Seit knapp vier Stunden sendete Rundfunk Utopia nun schon ununterbrochen die Berichte von Roald Amund, und wenn sie den Angaben des analytischen Rates Glauben schenken durften, genoss die Sendung die ungeteilte Aufmerksamkeit eines Großteils der Bevölkerung von New York.
Verwundert setzte sich Angelica in ihrem Sessel auf und betrachtete die Bildschirme konzentriert. »Was ist denn jetzt los?«, fragte sie befremdet. »Amunds Vipho sendet plötzlich zwei parallele Datenströme!«
Auch Torben erwachte jetzt aus seinem Tran. Eben noch waren auf sämtlichen Monitoren ein und dieselben Bilder zu sehen gewesen, doch jetzt wechselten die Aufnahmen ständig zwischen zwei verschiedenen Perspektiven hin und her.
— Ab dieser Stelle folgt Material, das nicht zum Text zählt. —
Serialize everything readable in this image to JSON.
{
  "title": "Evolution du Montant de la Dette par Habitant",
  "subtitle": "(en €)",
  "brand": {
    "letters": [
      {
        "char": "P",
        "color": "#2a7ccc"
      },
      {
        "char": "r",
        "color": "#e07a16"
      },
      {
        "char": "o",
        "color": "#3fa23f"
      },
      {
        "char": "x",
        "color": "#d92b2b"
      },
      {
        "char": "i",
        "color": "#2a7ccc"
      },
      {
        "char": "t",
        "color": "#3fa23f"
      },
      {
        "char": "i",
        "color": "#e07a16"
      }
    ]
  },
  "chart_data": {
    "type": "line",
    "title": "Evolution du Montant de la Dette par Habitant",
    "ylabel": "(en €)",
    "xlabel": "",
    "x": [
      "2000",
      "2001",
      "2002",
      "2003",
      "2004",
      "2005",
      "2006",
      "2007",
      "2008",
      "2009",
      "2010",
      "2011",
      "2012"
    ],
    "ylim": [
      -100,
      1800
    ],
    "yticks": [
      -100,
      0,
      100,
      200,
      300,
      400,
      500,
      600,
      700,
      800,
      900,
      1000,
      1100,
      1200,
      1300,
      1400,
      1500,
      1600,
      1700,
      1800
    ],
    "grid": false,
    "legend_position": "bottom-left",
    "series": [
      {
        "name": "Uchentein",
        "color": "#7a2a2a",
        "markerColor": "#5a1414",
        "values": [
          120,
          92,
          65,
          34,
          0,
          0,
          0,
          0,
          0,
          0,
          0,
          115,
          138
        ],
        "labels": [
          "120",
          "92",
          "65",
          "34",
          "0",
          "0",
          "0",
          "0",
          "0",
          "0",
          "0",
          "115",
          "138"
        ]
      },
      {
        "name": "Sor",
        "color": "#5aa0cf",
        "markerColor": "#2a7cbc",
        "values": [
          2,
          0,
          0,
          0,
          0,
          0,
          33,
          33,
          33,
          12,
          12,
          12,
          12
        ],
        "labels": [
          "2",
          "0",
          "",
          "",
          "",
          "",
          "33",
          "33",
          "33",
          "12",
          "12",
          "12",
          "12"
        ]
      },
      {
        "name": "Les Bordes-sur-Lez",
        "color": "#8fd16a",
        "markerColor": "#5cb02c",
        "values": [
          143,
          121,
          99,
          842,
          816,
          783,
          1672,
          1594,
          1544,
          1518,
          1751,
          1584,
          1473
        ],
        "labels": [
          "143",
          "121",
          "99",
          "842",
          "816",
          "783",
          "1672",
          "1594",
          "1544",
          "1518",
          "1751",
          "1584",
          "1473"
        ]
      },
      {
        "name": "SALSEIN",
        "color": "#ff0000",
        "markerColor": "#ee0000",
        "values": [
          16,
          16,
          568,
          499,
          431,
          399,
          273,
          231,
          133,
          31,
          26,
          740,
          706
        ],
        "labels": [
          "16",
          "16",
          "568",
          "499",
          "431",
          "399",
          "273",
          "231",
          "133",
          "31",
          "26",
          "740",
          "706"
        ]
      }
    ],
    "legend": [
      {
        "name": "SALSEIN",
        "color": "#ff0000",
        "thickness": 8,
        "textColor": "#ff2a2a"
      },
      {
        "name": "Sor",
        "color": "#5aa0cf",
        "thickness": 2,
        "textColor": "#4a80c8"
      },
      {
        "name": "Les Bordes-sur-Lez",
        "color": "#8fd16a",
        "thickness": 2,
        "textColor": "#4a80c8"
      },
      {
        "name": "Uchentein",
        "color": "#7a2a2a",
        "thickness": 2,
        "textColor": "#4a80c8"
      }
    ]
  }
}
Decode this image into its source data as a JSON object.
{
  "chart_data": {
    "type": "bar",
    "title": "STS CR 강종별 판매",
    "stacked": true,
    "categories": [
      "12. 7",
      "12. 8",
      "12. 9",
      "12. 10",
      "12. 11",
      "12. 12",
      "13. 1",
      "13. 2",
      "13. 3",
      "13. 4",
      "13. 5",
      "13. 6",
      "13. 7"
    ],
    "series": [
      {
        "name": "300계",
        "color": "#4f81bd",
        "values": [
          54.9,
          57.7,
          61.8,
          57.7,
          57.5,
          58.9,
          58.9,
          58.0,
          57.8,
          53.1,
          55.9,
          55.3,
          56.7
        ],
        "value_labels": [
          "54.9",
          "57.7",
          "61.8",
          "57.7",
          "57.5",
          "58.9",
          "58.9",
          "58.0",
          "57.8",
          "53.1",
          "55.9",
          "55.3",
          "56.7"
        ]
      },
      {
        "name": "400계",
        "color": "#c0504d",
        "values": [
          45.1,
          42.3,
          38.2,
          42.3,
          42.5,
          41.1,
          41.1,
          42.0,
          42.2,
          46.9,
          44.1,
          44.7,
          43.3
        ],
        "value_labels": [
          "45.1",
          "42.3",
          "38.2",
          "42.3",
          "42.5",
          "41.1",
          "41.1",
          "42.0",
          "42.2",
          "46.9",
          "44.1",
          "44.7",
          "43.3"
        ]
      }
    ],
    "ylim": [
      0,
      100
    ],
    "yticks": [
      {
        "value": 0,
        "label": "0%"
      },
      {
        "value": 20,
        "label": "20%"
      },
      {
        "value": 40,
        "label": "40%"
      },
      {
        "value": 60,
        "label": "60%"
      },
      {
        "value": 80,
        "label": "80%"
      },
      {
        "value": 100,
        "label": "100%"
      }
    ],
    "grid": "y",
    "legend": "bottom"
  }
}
Einmal wurde der vor der transparenten Kuppelwand stehende Geoffrey Finkerton gezeigt und dann wieder der mit Uniformierten übersäte Vorplatz, auf den aus einer erhöhten Position herabgeblickt wurde.
Die vom Sender abgestrahlten Bilder wechselten ebenfalls in chaotischen Intervallen und überlagerten sich teilweise, wie Torben jetzt verärgert feststellte.
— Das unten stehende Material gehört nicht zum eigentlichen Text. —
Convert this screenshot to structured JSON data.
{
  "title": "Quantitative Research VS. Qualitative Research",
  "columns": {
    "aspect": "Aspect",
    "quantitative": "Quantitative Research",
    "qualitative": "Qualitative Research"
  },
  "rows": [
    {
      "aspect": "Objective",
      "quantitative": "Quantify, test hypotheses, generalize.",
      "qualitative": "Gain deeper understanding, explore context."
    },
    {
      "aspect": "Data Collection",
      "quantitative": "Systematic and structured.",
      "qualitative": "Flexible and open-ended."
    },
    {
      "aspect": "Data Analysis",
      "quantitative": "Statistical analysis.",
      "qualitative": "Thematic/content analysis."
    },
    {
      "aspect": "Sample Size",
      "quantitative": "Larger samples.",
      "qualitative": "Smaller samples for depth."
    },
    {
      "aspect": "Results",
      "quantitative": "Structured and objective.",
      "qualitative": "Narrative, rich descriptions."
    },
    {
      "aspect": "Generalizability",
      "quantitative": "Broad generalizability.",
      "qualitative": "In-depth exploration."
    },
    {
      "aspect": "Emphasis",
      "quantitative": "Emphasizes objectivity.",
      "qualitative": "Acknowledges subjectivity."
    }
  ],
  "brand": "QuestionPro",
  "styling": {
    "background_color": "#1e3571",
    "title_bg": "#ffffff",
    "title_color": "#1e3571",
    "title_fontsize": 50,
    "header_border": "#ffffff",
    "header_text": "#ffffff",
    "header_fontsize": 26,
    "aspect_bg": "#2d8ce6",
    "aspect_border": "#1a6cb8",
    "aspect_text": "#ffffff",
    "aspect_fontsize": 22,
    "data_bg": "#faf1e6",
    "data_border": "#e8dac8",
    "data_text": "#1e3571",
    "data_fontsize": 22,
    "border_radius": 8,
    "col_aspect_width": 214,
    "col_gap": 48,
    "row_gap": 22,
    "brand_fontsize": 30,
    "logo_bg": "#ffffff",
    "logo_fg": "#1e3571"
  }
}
»Mist, wir haben nicht aufgepasst!«, entfuhr es ihm. »Amund hat irgendwas gedreht.«
Angelica deutete auf einen Bildschirm, auf dem ein trapezförmiger Roboter zu erkennen war. Ein Vorhang flatterte in seiner Greifklaue. »Der zweite Datenstrom stammt wahrscheinlich von dieser Maschine«, dämmerte es ihr.
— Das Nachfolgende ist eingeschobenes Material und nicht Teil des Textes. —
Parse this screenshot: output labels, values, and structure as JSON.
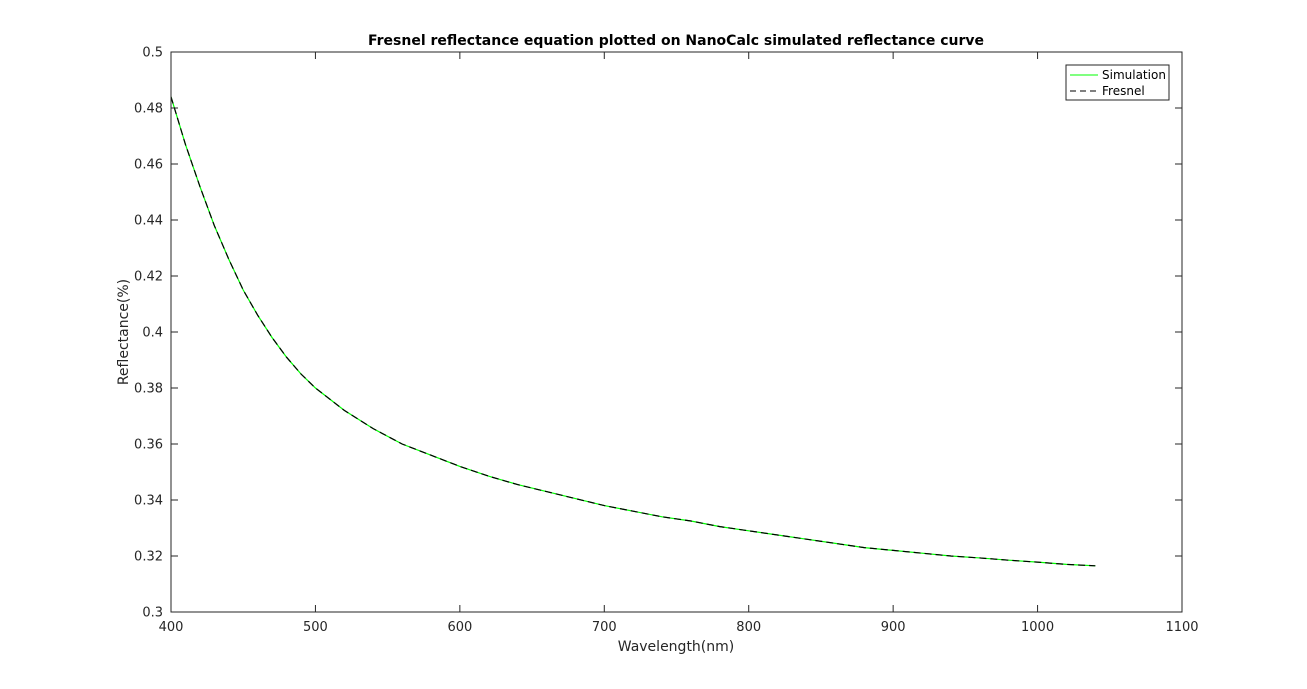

Torben nickte beipflichtend und machte sich hektisch an der Konsole zu schaffen. Viel Erfahrung im Umgang mit der Steuervorrichtung hatte er bisher noch nicht sammeln können, trotzdem brachte er es irgendwie fertig, die Datenströme zu kanalisieren, sodass er nun gezielt zwischen den beiden Perspektiven wechseln konnte.
»Sag irgendwas dazu!«, forderte er seine Frau auf.
Angelica bog das Schwanenhalsmikrofon zu sich herüber, schaltete es ein und gab für die Zuschauer eine Erklärung ab. Wie immer, wenn sie nicht weiterwusste, improvisierte sie freiheraus und behauptete, Amund hätte sich Zugriff auf den Datenstrom eines Roboters verschafft, den die im Transmitterbahnhof Festsitzenden nach draußen geschickt hatten.
Als Torben gewahr wurde, dass die Maschine direkt auf Bruder Lambert zuflog, schaltete er den Videostrom des Roboters schnell auf den Sendekanal.
Der Kurator Terras stand gerade im Begriff, in den Regierungsgleiter zu steigen, zögerte jedoch, als er bemerkte, dass die umstehenden Uniformierten ihre Waffen gen Himmel richteten.
Lambert sah nach oben, und sein von Pigmentflecken übersätes Gesicht mit der spitzen Nase wurde deutlich sichtbar. Die Sprenkel erstreckten sich auch über Lamberts Hals und verliehen ihm ein geheimnisvolles, aber auch irgendwie dämonisches Aussehen. »Nicht schießen!«, wies er die Sicherheitsbeamten an und streckte den Arm beschwichtigend zur Seite aus. »Dieser Roboter trägt eine Parlamentärsflagge!«
»Mutig ist Lambert ja, das muss man ihm lassen«, kommentierte Angelica. »Er verzichtet sogar auf einen Leibwächter.« Erschrocken schaltete sie das Mikrofon aus, als sie merkte, dass es noch auf Senden geschaltet war.
Torben verdrehte die Augen. »Keine Stellungnahmen«, mahnte er ungehalten. »Die Freien Bürger sollen sich selbst eine Meinung bilden.«
»Das nächste Mal passe ich besser auf«, giftete Angelica zurück.
Lambert trat einen Schritt von der Gleiterlimousine weg. Die Art und Weise, in der sich die perspektivische Darstellung seines Körpers verschob, ließ darauf schließen, dass der Roboter nur wenige Meter vor ihm niederging und landete.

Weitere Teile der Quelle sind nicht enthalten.